The obesity industry: Bait and switch

As far as the health of Americans is concerned, obesity is a serious problem. For snack-makers, however, it’s a $77 billion a year industry. While many companies pay lip service to being part of the solution, they’ve developed clever marketing ploys to sidestep the few regulations meant to protect kids from overindulgence.

The food industry is long used to making money by making us fat with highly processed, high calorie junk foods and then making more money by selling us so-called diet-foods to slim back down. Now, through the sale of “copycat snacks,” the industry is trying to do an end-run past the USDA “Smart Snacks” nutrition criteria for in-school sales.

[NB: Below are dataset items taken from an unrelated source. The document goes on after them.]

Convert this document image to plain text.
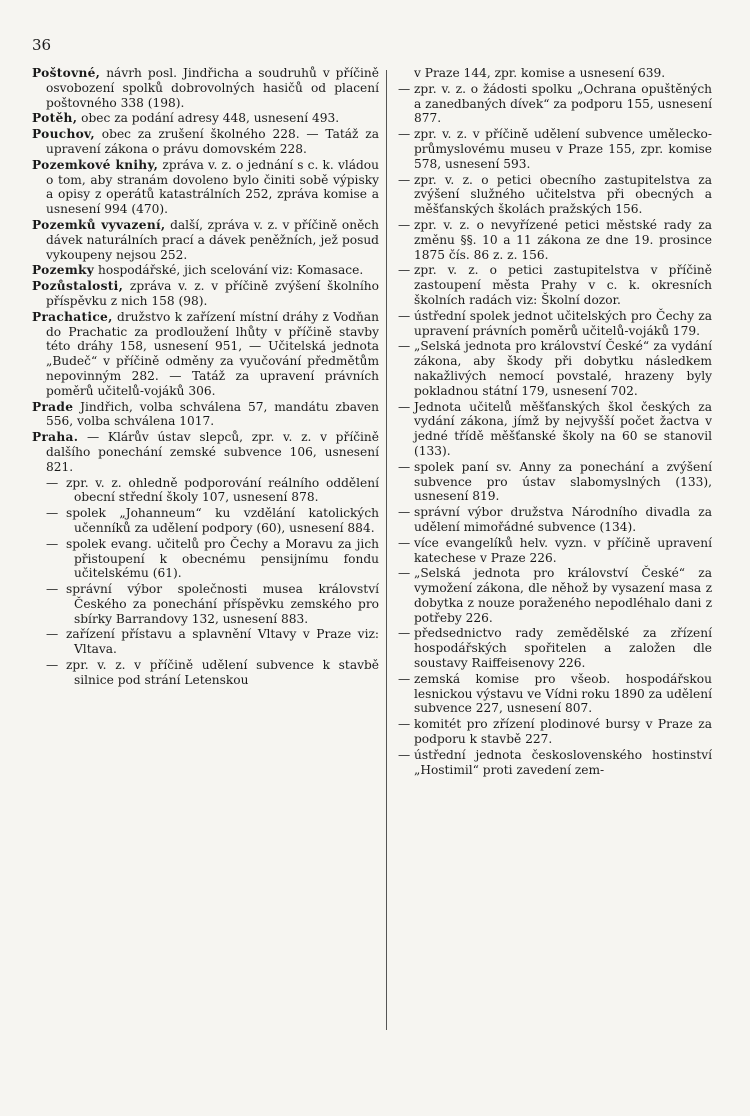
36
Poštovné, návrh posl. Jindřicha a soudruhů v příčině osvobození spolků dobrovolných hasičů od placení poštovného 338 (198).
Potěh, obec za podání adresy 448, usnesení 493.
Pouchov, obec za zrušení školného 228. — Tatáž za upravení zákona o právu domovském 228.
Pozemkové knihy, zpráva v. z. o jednání s c. k. vládou o tom, aby stranám dovoleno bylo činiti sobě výpisky a opisy z operátů katastrálních 252, zpráva komise a usnesení 994 (470).
Pozemků vyvazení, další, zpráva v. z. v příčině oněch dávek naturálních prací a dávek peněžních, jež posud vykoupeny nejsou 252.
Pozemky hospodářské, jich scelování viz: Komasace.
Pozůstalosti, zpráva v. z. v příčině zvýšení školního příspěvku z nich 158 (98).
Prachatice, družstvo k zařízení místní dráhy z Vodňan do Prachatic za prodloužení lhůty v příčině stavby této dráhy 158, usnesení 951, — Učitelská jednota „Budeč“ v příčině odměny za vyučování předmětům nepovinným 282. — Tatáž za upravení právních poměrů učitelů-vojáků 306.
Prade Jindřich, volba schválena 57, mandátu zbaven 556, volba schválena 1017.
Praha. — Klárův ústav slepců, zpr. v. z. v příčině dalšího ponechání zemské subvence 106, usnesení 821.
— zpr. v. z. ohledně podporování reálního oddělení obecní střední školy 107, usnesení 878.
— spolek „Johanneum“ ku vzdělání katolických učenníků za udělení podpory (60), usnesení 884.
— spolek evang. učitelů pro Čechy a Moravu za jich přistoupení k obecnému pensijnímu fondu učitelskému (61).
— správní výbor společnosti musea království Českého za ponechání příspěvku zemského pro sbírky Barrandovy 132, usnesení 883.
— zařízení přístavu a splavnění Vltavy v Praze viz: Vltava.
— zpr. v. z. v příčině udělení subvence k stavbě silnice pod strání Letenskou
v Praze 144, zpr. komise a usnesení 639.
— zpr. v. z. o žádosti spolku „Ochrana opuštěných a zanedbaných dívek“ za podporu 155, usnesení 877.
— zpr. v. z. v příčině udělení subvence umělecko-průmyslovému museu v Praze 155, zpr. komise 578, usnesení 593.
— zpr. v. z. o petici obecního zastupitelstva za zvýšení služného učitelstva při obecných a měšťanských školách pražských 156.
— zpr. v. z. o nevyřízené petici městské rady za změnu §§. 10 a 11 zákona ze dne 19. prosince 1875 čís. 86 z. z. 156.
— zpr. v. z. o petici zastupitelstva v příčině zastoupení města Prahy v c. k. okresních školních radách viz: Školní dozor.
— ústřední spolek jednot učitelských pro Čechy za upravení právních poměrů učitelů-vojáků 179.
— „Selská jednota pro království České“ za vydání zákona, aby škody při dobytku následkem nakažlivých nemocí povstalé, hrazeny byly pokladnou státní 179, usnesení 702.
— Jednota učitelů měšťanských škol českých za vydání zákona, jímž by nejvyšší počet žactva v jedné třídě měšťanské školy na 60 se stanovil (133).
— spolek paní sv. Anny za ponechání a zvýšení subvence pro ústav slabomyslných (133), usnesení 819.
— správní výbor družstva Národního divadla za udělení mimořádné subvence (134).
— více evangelíků helv. vyzn. v příčině upravení katechese v Praze 226.
— „Selská jednota pro království České“ za vymožení zákona, dle něhož by vysazení masa z dobytka z nouze poraženého nepodléhalo dani z potřeby 226.
— předsednictvo rady zemědělské za zřízení hospodářských spořitelen a založen dle soustavy Raiffeisenovy 226.
— zemská komise pro všeob. hospodářskou lesnickou výstavu ve Vídni roku 1890 za udělení subvence 227, usnesení 807.
— komitét pro zřízení plodinové bursy v Praze za podporu k stavbě 227.
— ústřední jednota československého hostinství „Hostimil“ proti zavedení zem-
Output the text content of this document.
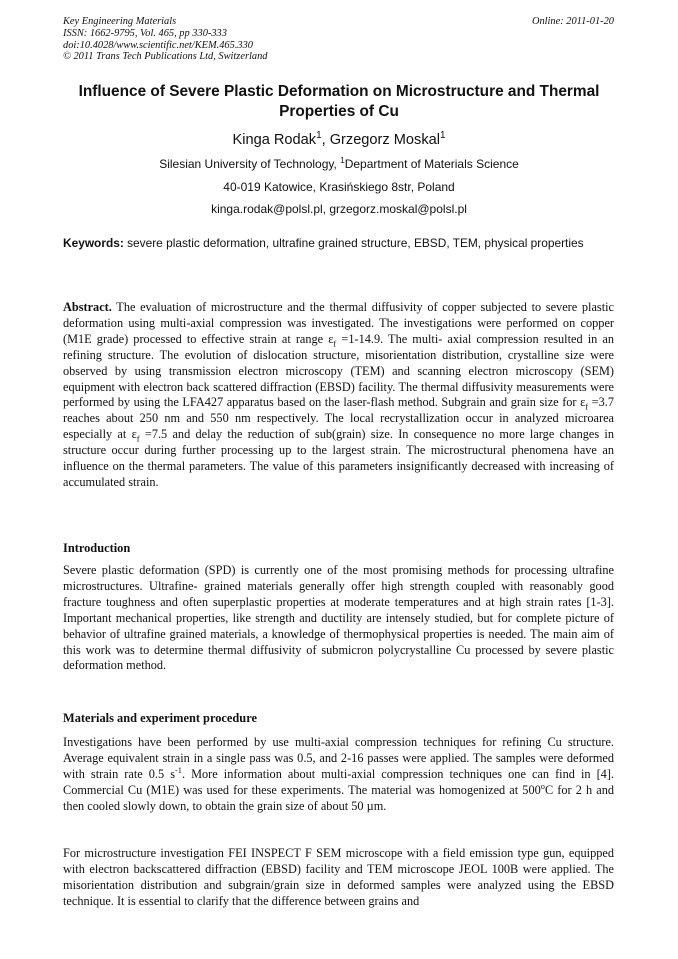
Key Engineering Materials
ISSN: 1662-9795, Vol. 465, pp 330-333
doi:10.4028/www.scientific.net/KEM.465.330
© 2011 Trans Tech Publications Ltd, Switzerland
Online: 2011-01-20
Influence of Severe Plastic Deformation on Microstructure and Thermal Properties of Cu
Kinga Rodak$^1$, Grzegorz Moskal$^1$
Silesian University of Technology, $^1$Department of Materials Science
40-019 Katowice, Krasińskiego 8str, Poland
kinga.rodak@polsl.pl, grzegorz.moskal@polsl.pl
Keywords: severe plastic deformation, ultrafine grained structure, EBSD, TEM, physical properties
Abstract. The evaluation of microstructure and the thermal diffusivity of copper subjected to severe plastic deformation using multi-axial compression was investigated. The investigations were performed on copper (M1E grade) processed to effective strain at range $\varepsilon_f =1-14.9$. The multi- axial compression resulted in an refining structure. The evolution of dislocation structure, misorientation distribution, crystalline size were observed by using transmission electron microscopy (TEM) and scanning electron microscopy (SEM) equipment with electron back scattered diffraction (EBSD) facility. The thermal diffusivity measurements were performed by using the LFA427 apparatus based on the laser-flash method. Subgrain and grain size for $\varepsilon_f =3.7$ reaches about 250 nm and 550 nm respectively. The local recrystallization occur in analyzed microarea especially at $\varepsilon_f =7.5$ and delay the reduction of sub(grain) size. In consequence no more large changes in structure occur during further processing up to the largest strain. The microstructural phenomena have an influence on the thermal parameters. The value of this parameters insignificantly decreased with increasing of accumulated strain.
Introduction
Severe plastic deformation (SPD) is currently one of the most promising methods for processing ultrafine microstructures. Ultrafine- grained materials generally offer high strength coupled with reasonably good fracture toughness and often superplastic properties at moderate temperatures and at high strain rates [1-3]. Important mechanical properties, like strength and ductility are intensely studied, but for complete picture of behavior of ultrafine grained materials, a knowledge of thermophysical properties is needed. The main aim of this work was to determine thermal diffusivity of submicron polycrystalline Cu processed by severe plastic deformation method.
Materials and experiment procedure
Investigations have been performed by use multi-axial compression techniques for refining Cu structure. Average equivalent strain in a single pass was 0.5, and 2-16 passes were applied. The samples were deformed with strain rate 0.5 $s^{-1}$. More information about multi-axial compression techniques one can find in [4]. Commercial Cu (M1E) was used for these experiments. The material was homogenized at 500$^o$C for 2 h and then cooled slowly down, to obtain the grain size of about 50 µm.
For microstructure investigation FEI INSPECT F SEM microscope with a field emission type gun, equipped with electron backscattered diffraction (EBSD) facility and TEM microscope JEOL 100B were applied. The misorientation distribution and subgrain/grain size in deformed samples were analyzed using the EBSD technique. It is essential to clarify that the difference between grains and
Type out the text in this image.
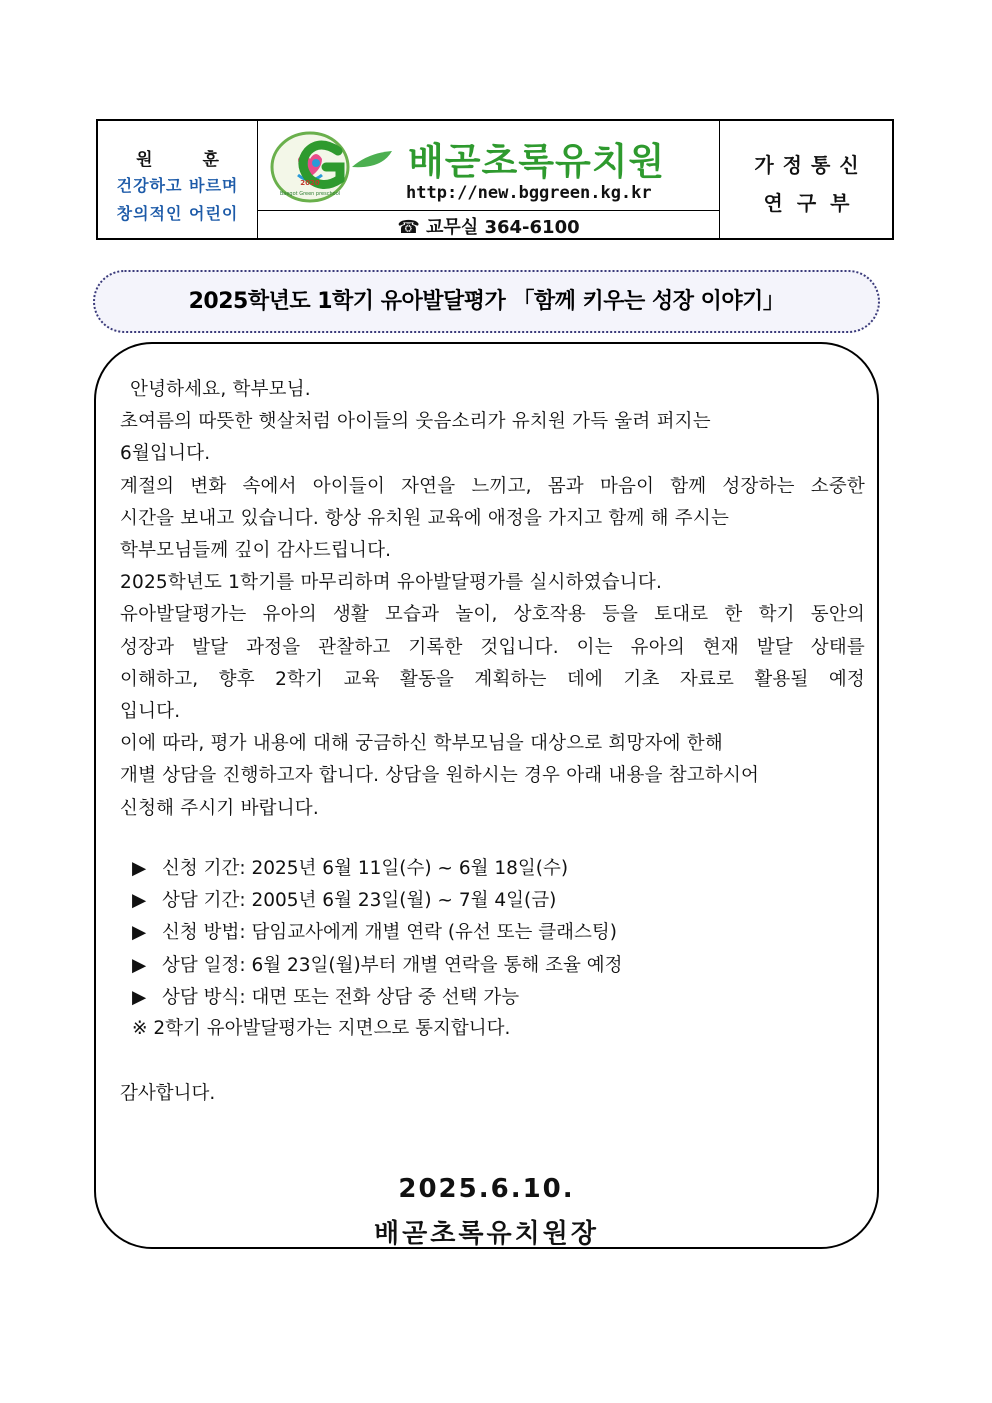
원 훈
건강하고 바르며
창의적인 어린이
2020
Baegot Green preschool
배곧초록유치원
http://new.bggreen.kg.kr
☎ 교무실 364-6100
가정통신
연구부
2025학년도 1학기 유아발달평가 「함께 키우는 성장 이야기」

안녕하세요, 학부모님.

초여름의 따뜻한 햇살처럼 아이들의 웃음소리가 유치원 가득 울려 퍼지는

6월입니다.

계절의 변화 속에서 아이들이 자연을 느끼고, 몸과 마음이 함께 성장하는 소중한

시간을 보내고 있습니다. 항상 유치원 교육에 애정을 가지고 함께 해 주시는

학부모님들께 깊이 감사드립니다.

2025학년도 1학기를 마무리하며 유아발달평가를 실시하였습니다.

유아발달평가는 유아의 생활 모습과 놀이, 상호작용 등을 토대로 한 학기 동안의

성장과 발달 과정을 관찰하고 기록한 것입니다. 이는 유아의 현재 발달 상태를

이해하고, 향후 2학기 교육 활동을 계획하는 데에 기초 자료로 활용될 예정

입니다.

이에 따라, 평가 내용에 대해 궁금하신 학부모님을 대상으로 희망자에 한해

개별 상담을 진행하고자 합니다. 상담을 원하시는 경우 아래 내용을 참고하시어

신청해 주시기 바랍니다.

▶ 신청 기간: 2025년 6월 11일(수) ~ 6월 18일(수)
▶ 상담 기간: 2005년 6월 23일(월) ~ 7월 4일(금)
▶ 신청 방법: 담임교사에게 개별 연락 (유선 또는 클래스팅)
▶ 상담 일정: 6월 23일(월)부터 개별 연락을 통해 조율 예정
▶ 상담 방식: 대면 또는 전화 상담 중 선택 가능
※ 2학기 유아발달평가는 지면으로 통지합니다.
감사합니다.
2025.6.10.
배곧초록유치원장
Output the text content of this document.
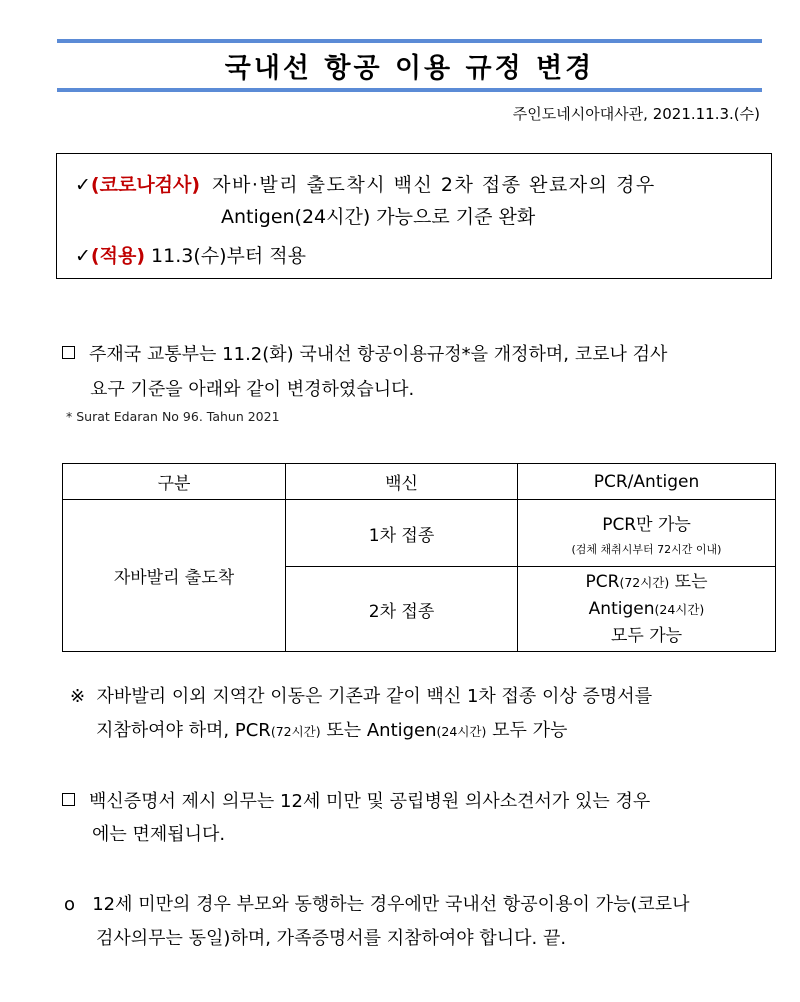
국내선 항공 이용 규정 변경
주인도네시아대사관, 2021.11.3.(수)
✓(코로나검사) 자바·발리 출도착시 백신 2차 접종 완료자의 경우
Antigen(24시간) 가능으로 기준 완화
✓(적용) 11.3(수)부터 적용
주재국 교통부는 11.2(화) 국내선 항공이용규정*을 개정하며, 코로나 검사
요구 기준을 아래와 같이 변경하였습니다.
* Surat Edaran No 96. Tahun 2021
구분	백신	PCR/Antigen
자바발리 출도착	1차 접종	PCR만 가능
(검체 채취시부터 72시간 이내)

	2차 접종	PCR(72시간) 또는
Antigen(24시간)
모두 가능
※ 자바발리 이외 지역간 이동은 기존과 같이 백신 1차 접종 이상 증명서를
지참하여야 하며, PCR(72시간) 또는 Antigen(24시간) 모두 가능
백신증명서 제시 의무는 12세 미만 및 공립병원 의사소견서가 있는 경우
에는 면제됩니다.
o 12세 미만의 경우 부모와 동행하는 경우에만 국내선 항공이용이 가능(코로나
검사의무는 동일)하며, 가족증명서를 지참하여야 합니다. 끝.
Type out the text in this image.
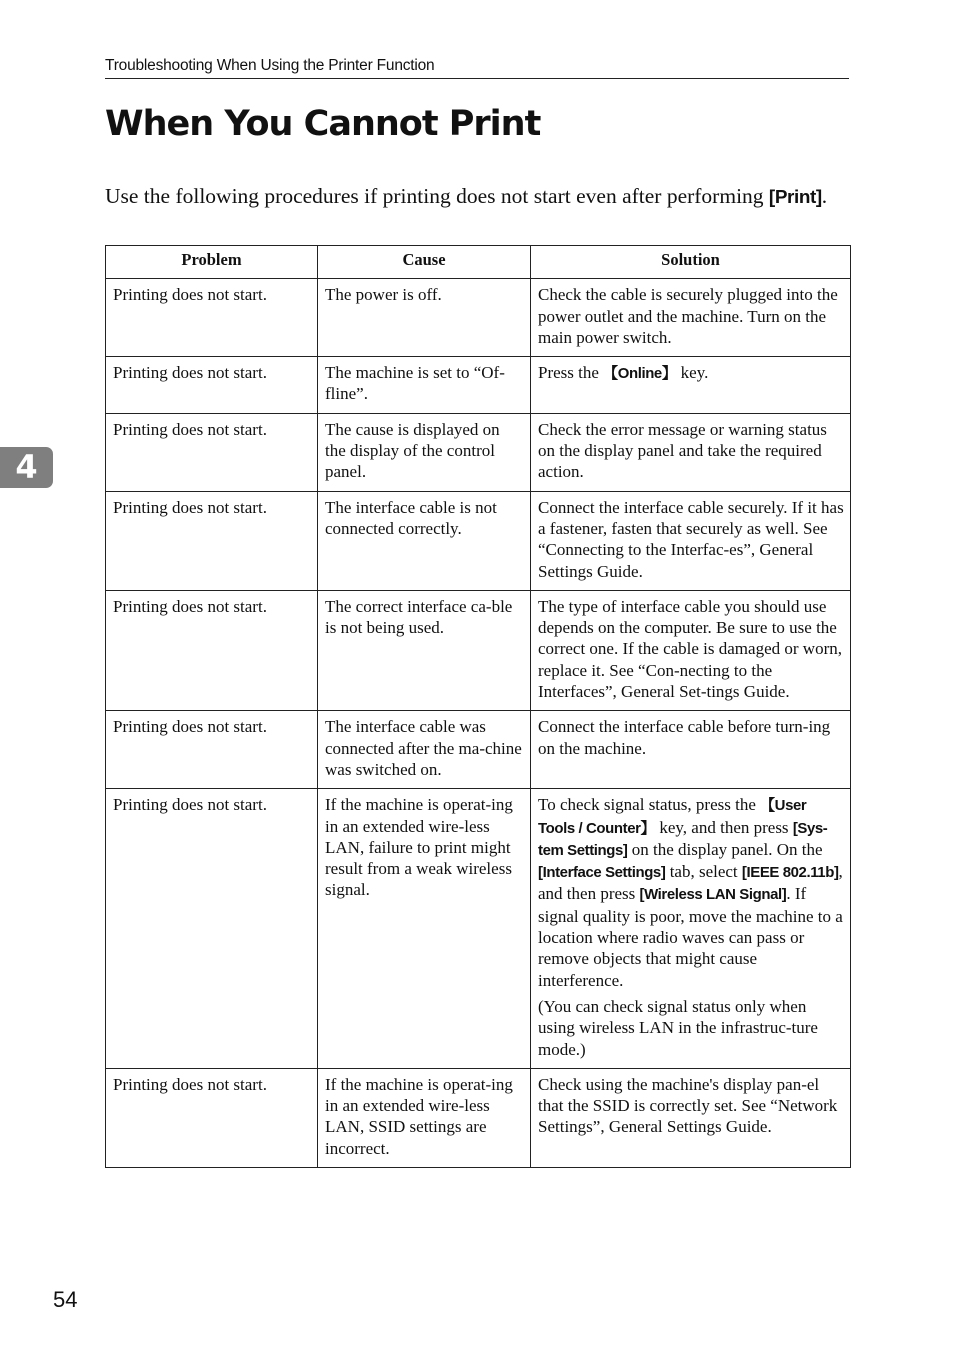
Troubleshooting When Using the Printer Function
When You Cannot Print

Use the following procedures if printing does not start even after performing [Print].

Problem	Cause	Solution
Printing does not start.	The power is off.	Check the cable is securely plugged into the power outlet and the machine. Turn on the main power switch.
Printing does not start.	The machine is set to “Of-fline”.	Press the 【Online】 key.
Printing does not start.	The cause is displayed on the display of the control panel.	Check the error message or warning status on the display panel and take the required action.
Printing does not start.	The interface cable is not connected correctly.	Connect the interface cable securely. If it has a fastener, fasten that securely as well. See “Connecting to the Interfac-es”, General Settings Guide.
Printing does not start.	The correct interface ca-ble is not being used.	The type of interface cable you should use depends on the computer. Be sure to use the correct one. If the cable is damaged or worn, replace it. See “Con-necting to the Interfaces”, General Set-tings Guide.
Printing does not start.	The interface cable was connected after the ma-chine was switched on.	Connect the interface cable before turn-ing on the machine.
Printing does not start.	If the machine is operat-ing in an extended wire-less LAN, failure to print might result from a weak wireless signal.	To check signal status, press the 【User Tools / Counter】 key, and then press [Sys-tem Settings] on the display panel. On the [Interface Settings] tab, select [IEEE 802.11b], and then press [Wireless LAN Signal]. If signal quality is poor, move the machine to a location where radio waves can pass or remove objects that might cause interference.
(You can check signal status only when using wireless LAN in the infrastruc-ture mode.)

Printing does not start.	If the machine is operat-ing in an extended wire-less LAN, SSID settings are incorrect.	Check using the machine's display pan-el that the SSID is correctly set. See “Network Settings”, General Settings Guide.
4
54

It’s pretty clever, or devious, depending on how you feel about creating another generation of high-fat snack-addicted kids. Starting with the upcoming fall term, snacks sold in vending machines or school stores have to meet nutritional requirements designed to make junk food a bit less junky. Major firms have reformulated their school-sold snacks to meet these requirements but, for the most part, haven’t significantly reformulated their branding or graphics. And, according to a study by The Public Health Advocacy Institute, the snack makers aren’t making these healthier versions available in the general marketplace.

This means that a kid who’s been trained to think his Doritos, Cheetos and Goldfish are OK snacks — they’re sold in school, after all — won’t be getting the low-fat version when they shop at Walmart, and probably won’t notice because the copycat packaging is so similar. And rather than learning the principles of healthy eating, the kids will have become fans of a brand.

Why won’t the major food companies make “Smart Snacks” globally available? As far as we can tell, it has to do with the bottom line. Period.